When Valletta meets Faro
The reality of European archaeology in the 21st century.
Over the past decades, European archaeology focused on different ways of researching and protecting sites in the areas intended for construction and other forms of land development. This type of archaeology, which has become the predominant model of this scientific discipline, gained different names all over Europe: preventive, rescue, commercial, contract, development lead etc.
Whichever term we use to describe it – it is worth discussing. Therefore, the aim of next year’s EAC symposium is to review the different ways of delivering preventive or rescue archaeology across Europe, and to look at the challenges and benefits of state and private or commercial archaeology. The anticipated outcome will be a greater shared understanding of the benefits and challenges faced and approaches taken by European States, to underpin more informed advice to governments on application or modification of policy.
The discussion is backed by the concept of integrating the approach of the Valetta Convention, which shaped preventive archaeology policies as we know them, with the concept of heritage communities contained in the Faro convention, which will determine 21st century integrated approach to heritage management.
The Symposium will last one and a half days (19-20 March) and will consist of three plenary panel sessions followed by discussions – including questions and comments from the floor:
Session 1 – Setting the scene
The aim of this session is to introduce the theme of the symposium by presenting the legal and organizational framework for different preventive archaeology models applied across Europe. The range of available solutions is very wide – from strictly centralized schemes to full free market models. Different countries developed their policies in different legal, social, and economic circumstances. The panelists’ task will be to summarize their country’s model and explain why it was chosen.
Session 2. Balancing stakeholders
This session is designed to focus on the effects. Its aim is to critically analyze the practical outcomes of different preventive archaeology solutions that have been applied and to show ways of balancing everyone’s expectations. One of the most important aspects is arbitrating the goals of the different stakeholders in the planning process. Panelists are expected to openly present the good and bad practices in their countries in order to initiate a vivid discussion on the actual benefits of preventive archaeology in the reality of the 21st century.

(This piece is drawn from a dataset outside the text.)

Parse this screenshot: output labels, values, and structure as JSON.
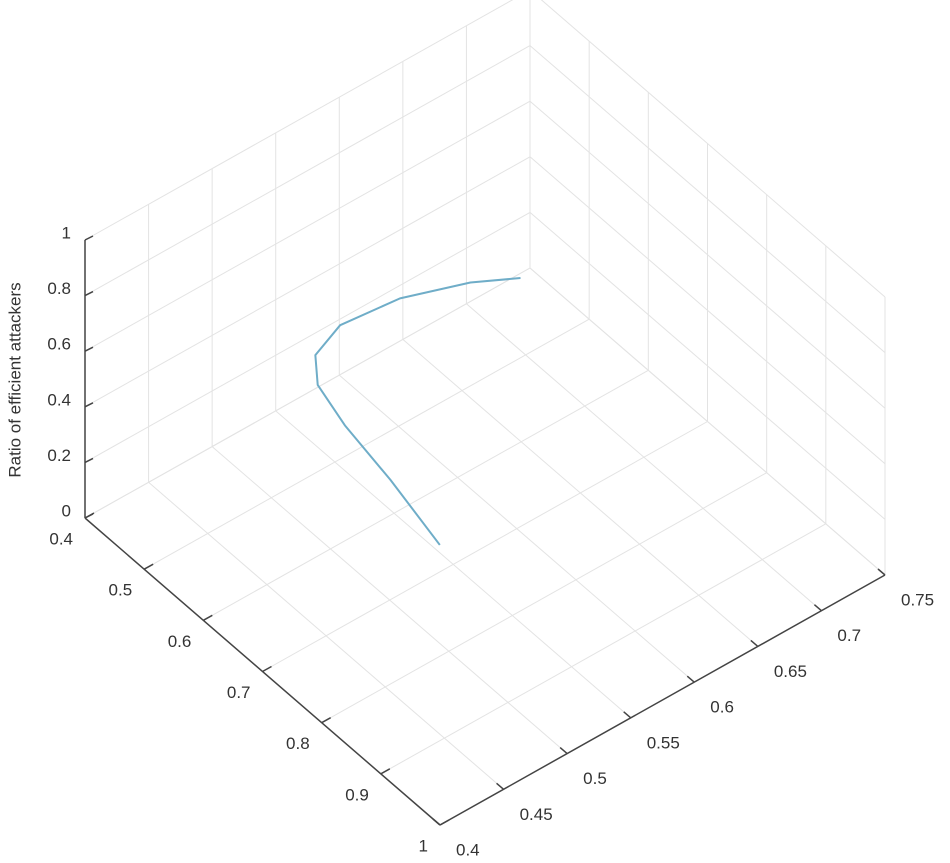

Session 3. Assuring quality
The final session is meant as a practical reminder of the actual reason for undertaking preventive archaeology measures. It is important to acknowledge that current measures used for protecting archeological heritage in the planning process are not taken for granted and that good relations with the public are essential. Panelists will be asked to address several issues from their countries’ experience such as finding the right expertise, monitoring quality, sharing results with different target groups, and last but not least – ensuring lasting public benefit.